After all that plannning and sourcing of enuf food to feed a small (well, actually in this case, a TALL) army, the B-Monster horde did not show! Speculation was that they went to another team-member’s house, where perhaps there might be a little less supervision? Liz and I are once again glad we have nieces and nephews vs. children of our own!
After that whole description of our family’s Thanskgiving events, you might be wondering how the title for this post (“Hair-on-fire-emergency”) was derived. Or, possibly you have fallen asleep. About that…I am sure it was the turkey, not the story-telling. Be assured, there were no “emergencies” around any of the above. HOWEVER…
One evening we all walked over to a nearby Thai restaurant with Sarah and her family/kids. In Sarah’s neighborhood, we could have walked to Thai, Mexican, Jamaican, Greek, Vietnamese, Chinese, Vegan, Somali or to any of several other great eateries of the “urban-Chic” ethnicality. Chet ordered a Coconut Soup, which came in one of those metal pots with a sterno tab and little chimney in the middle – to keep the bowl meant for a table and ordered by Chet for himself — hot. At one point, I looked across the table and there were wisps of smoke rising – not from the chimney, but from Chet’s head!
In leaning over to investigate the soup more closely, the sterno had begun to singe his hair! Chet had a moment of angst (unrelated to the fact that his head was on fire — this was extinguished quickly) since he had just had a haircut. Worried that it would just RUIN his new doo, I told him to be thankful for hair, which he had far more of than I do EVEN if it was singed.

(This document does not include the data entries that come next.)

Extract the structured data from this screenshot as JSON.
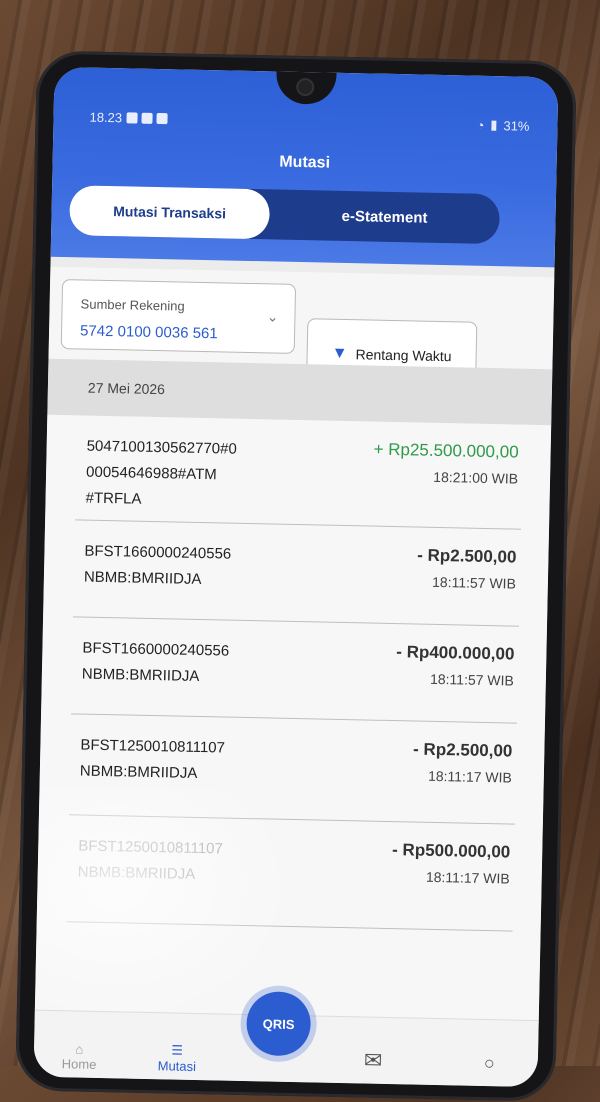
{
  "status_bar": {
    "time": "18.23",
    "battery": "31%"
  },
  "header": {
    "title": "Mutasi"
  },
  "tabs": [
    {
      "label": "Mutasi Transaksi",
      "active": true
    },
    {
      "label": "e-Statement",
      "active": false
    }
  ],
  "filters": {
    "source_label": "Sumber Rekening",
    "source_value": "5742 0100 0036 561",
    "time_label": "Rentang Waktu"
  },
  "date_header": "27 Mei 2026",
  "transactions": [
    {
      "desc": "5047100130562770#0\n00054646988#ATM\n#TRFLA",
      "amount": "+ Rp25.500.000,00",
      "time": "18:21:00 WIB",
      "type": "credit"
    },
    {
      "desc": "BFST1660000240556\nNBMB:BMRIIDJA",
      "amount": "- Rp2.500,00",
      "time": "18:11:57 WIB",
      "type": "debit"
    },
    {
      "desc": "BFST1660000240556\nNBMB:BMRIIDJA",
      "amount": "- Rp400.000,00",
      "time": "18:11:57 WIB",
      "type": "debit"
    },
    {
      "desc": "BFST1250010811107\nNBMB:BMRIIDJA",
      "amount": "- Rp2.500,00",
      "time": "18:11:17 WIB",
      "type": "debit"
    },
    {
      "desc": "BFST1250010811107\nNBMB:BMRIIDJA",
      "amount": "- Rp500.000,00",
      "time": "18:11:17 WIB",
      "type": "debit"
    }
  ],
  "bottom_nav": {
    "home": "Home",
    "mutasi": "Mutasi",
    "qris": "QRIS"
  },
  "colors": {
    "primary": "#2c5dd0",
    "credit": "#2f9a4a"
  }
}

A little bit of melancholy to temper the sociality. My mom is not doing very well, health-wise, and we had to spend some of our time and quite a bit of emotional energy getting her settled in a Long Term Care facility after a fall, ambulance and stay in the hospital. Her condition is very fragile and increasingly cognitively impaired. The latter may be exaggerated by her fall, by the disorientation of being in the hospital, by medications or just her ongoing decline. But even with that said, there was a moment or two of connected-levity.
“Gee, I wish you were better looking…” .
Mom had lost/broken her glasses on the way TO the hospital this time, and she can see absolutely nothing without them. The disorientation we all observed at the hospital certainly was enhanced by this – shapeless faces talking to and about her at random moments during the day and night – doctors and family and friends. OF COURSE she had difficulty locking in on the moment.

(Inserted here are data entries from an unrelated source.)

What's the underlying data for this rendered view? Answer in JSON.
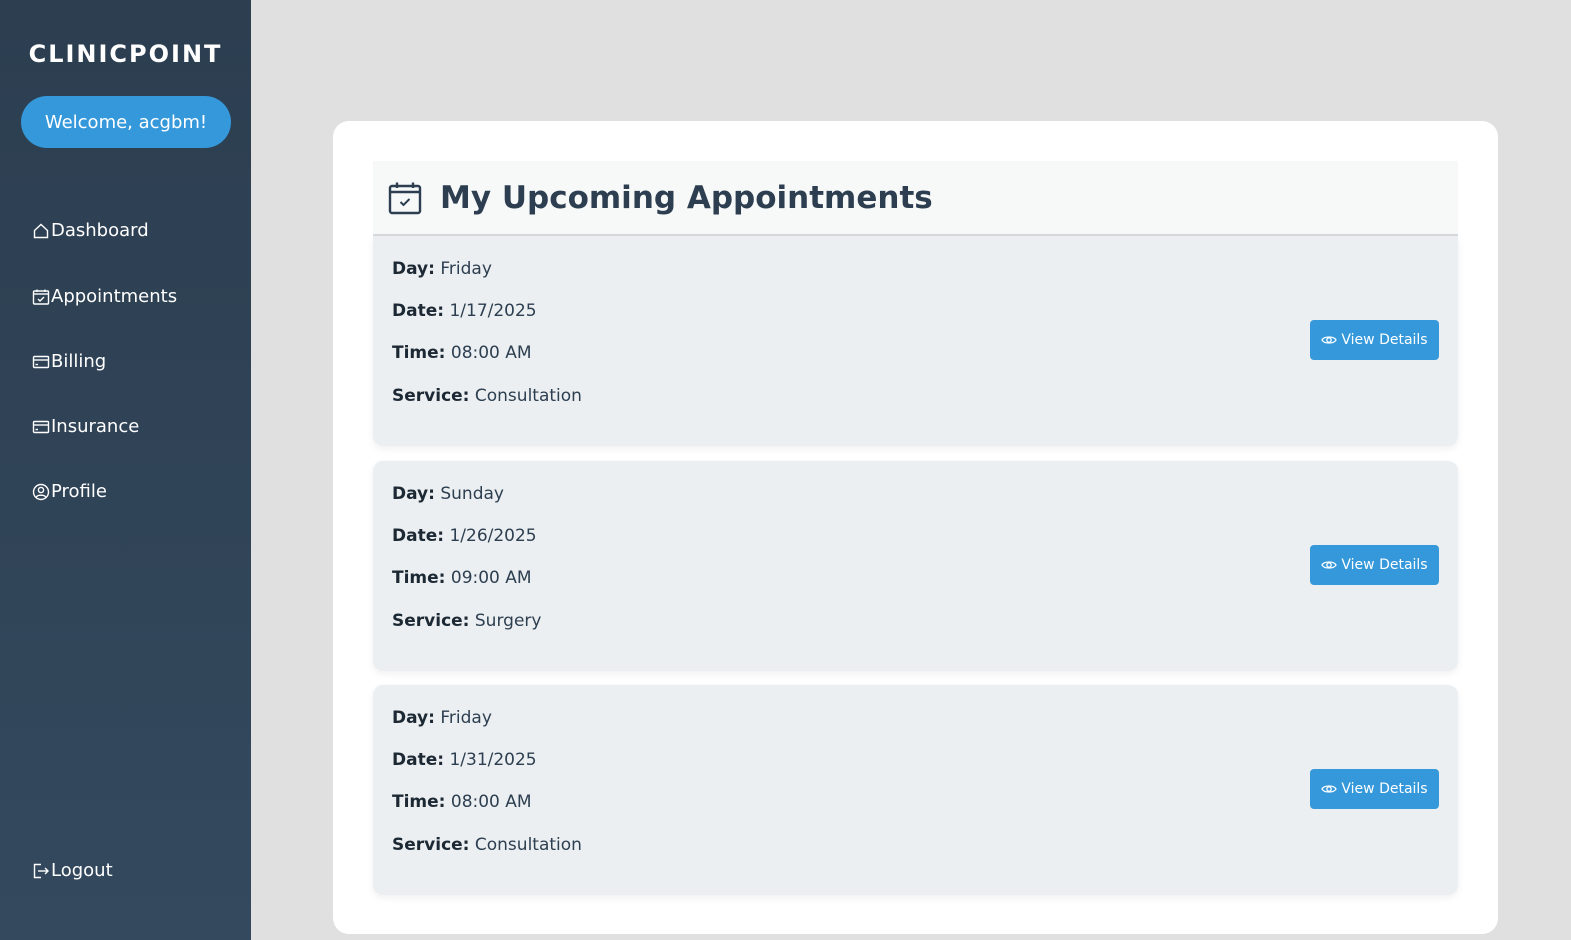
{
  "sidebar": {
    "logo": "CLINICPOINT",
    "welcome": "Welcome, acgbm!",
    "nav": {
      "dashboard": "Dashboard",
      "appointments": "Appointments",
      "billing": "Billing",
      "insurance": "Insurance",
      "profile": "Profile",
      "logout": "Logout"
    }
  },
  "main": {
    "title": "My Upcoming Appointments",
    "labels": {
      "day": "Day:",
      "date": "Date:",
      "time": "Time:",
      "service": "Service:"
    },
    "button_label": "View Details",
    "appointments": [
      {
        "day": "Friday",
        "date": "1/17/2025",
        "time": "08:00 AM",
        "service": "Consultation"
      },
      {
        "day": "Sunday",
        "date": "1/26/2025",
        "time": "09:00 AM",
        "service": "Surgery"
      },
      {
        "day": "Friday",
        "date": "1/31/2025",
        "time": "08:00 AM",
        "service": "Consultation"
      }
    ]
  },
  "colors": {
    "sidebar_top": "#2c3e50",
    "sidebar_bottom": "#34495e",
    "accent": "#3498db",
    "page_bg": "#e0e0e0",
    "appointment_bg": "#ebeff1"
  },
  "icons": {
    "dashboard": "home-icon",
    "appointments": "calendar-check-icon",
    "billing": "credit-card-icon",
    "insurance": "credit-card-icon",
    "profile": "user-circle-icon",
    "logout": "logout-icon",
    "header": "calendar-check-icon",
    "view": "eye-icon"
  }
}
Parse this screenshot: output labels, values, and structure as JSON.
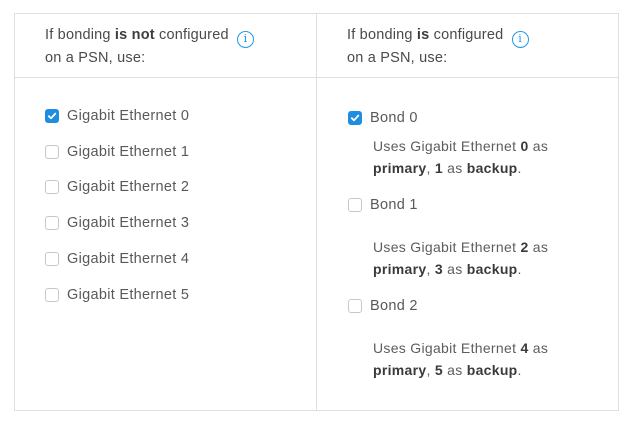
{
  "left_header": {
    "line1_prefix": "If bonding ",
    "line1_bold": "is not",
    "line1_suffix": " configured",
    "line2": "on a PSN, use:",
    "info_glyph": "i"
  },
  "right_header": {
    "line1_prefix": "If bonding ",
    "line1_bold": "is",
    "line1_suffix": " configured",
    "line2": "on a PSN, use:",
    "info_glyph": "i"
  },
  "interfaces": [
    {
      "label": "Gigabit Ethernet 0",
      "checked": true
    },
    {
      "label": "Gigabit Ethernet 1",
      "checked": false
    },
    {
      "label": "Gigabit Ethernet 2",
      "checked": false
    },
    {
      "label": "Gigabit Ethernet 3",
      "checked": false
    },
    {
      "label": "Gigabit Ethernet 4",
      "checked": false
    },
    {
      "label": "Gigabit Ethernet 5",
      "checked": false
    }
  ],
  "bonds": [
    {
      "label": "Bond 0",
      "checked": true,
      "desc_prefix": "Uses Gigabit Ethernet ",
      "primary_port": "0",
      "desc_as1": " as",
      "primary_word": "primary",
      "sep": ", ",
      "backup_port": "1",
      "desc_as2": " as ",
      "backup_word": "backup",
      "end": "."
    },
    {
      "label": "Bond 1",
      "checked": false,
      "desc_prefix": "Uses Gigabit Ethernet ",
      "primary_port": "2",
      "desc_as1": " as",
      "primary_word": "primary",
      "sep": ", ",
      "backup_port": "3",
      "desc_as2": " as ",
      "backup_word": "backup",
      "end": "."
    },
    {
      "label": "Bond 2",
      "checked": false,
      "desc_prefix": "Uses Gigabit Ethernet ",
      "primary_port": "4",
      "desc_as1": " as",
      "primary_word": "primary",
      "sep": ", ",
      "backup_port": "5",
      "desc_as2": " as ",
      "backup_word": "backup",
      "end": "."
    }
  ],
  "colors": {
    "accent": "#1f8de0",
    "info": "#1e9be6",
    "border": "#dfdfdf"
  }
}
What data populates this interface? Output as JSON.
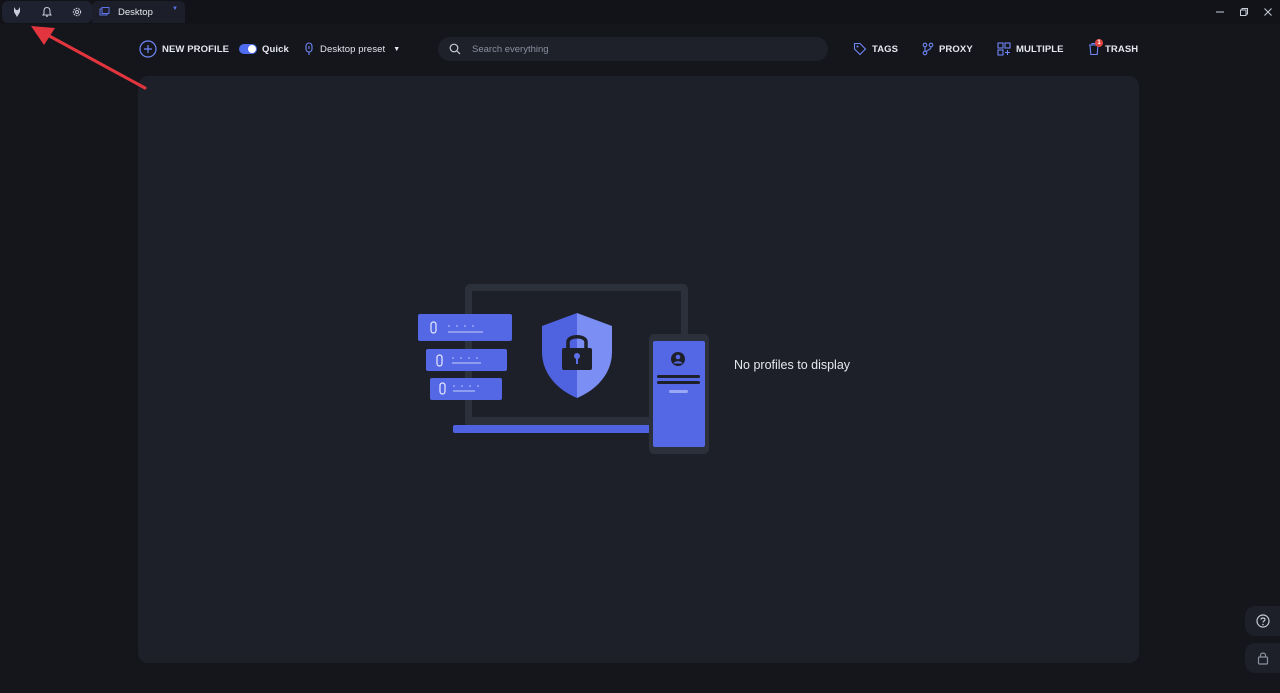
{
  "titlebar": {
    "tab": {
      "label": "Desktop"
    },
    "icons": [
      "app-logo-icon",
      "bell-icon",
      "gear-icon",
      "desktop-tab-icon",
      "minimize-icon",
      "restore-icon",
      "close-icon"
    ]
  },
  "toolbar": {
    "new_profile_label": "NEW PROFILE",
    "quick_label": "Quick",
    "quick_enabled": true,
    "preset_label": "Desktop preset",
    "search_placeholder": "Search everything",
    "tags_label": "TAGS",
    "proxy_label": "PROXY",
    "multiple_label": "MULTIPLE",
    "trash_label": "TRASH",
    "trash_count": "1"
  },
  "main": {
    "empty_message": "No profiles to display"
  },
  "side": {
    "icons": [
      "help-icon",
      "lock-icon"
    ]
  },
  "colors": {
    "accent": "#4f6cf0",
    "background": "#14161c",
    "panel": "#1d2028",
    "annotation_arrow": "#e2353d"
  }
}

I was able to arrange with her optometrist to have a set of glasses made in the same frames (which they sold us for 50% off – Mom was just there the week before and they were sad to hear about her new circumstances) from the lenses she had just replaced (they still had them!!). The MOMENT I put them on her face, she looked at me (and I had not been sure up to that point that she knew who I was), and she said, “Gee, I wish you were better looking…”
Hard not to smile, which she was certainly doing.
Once she settled into her new facility, we took plates of leftovers for her enjoyment. Not sure if that helped her cognitively, but the smile continued.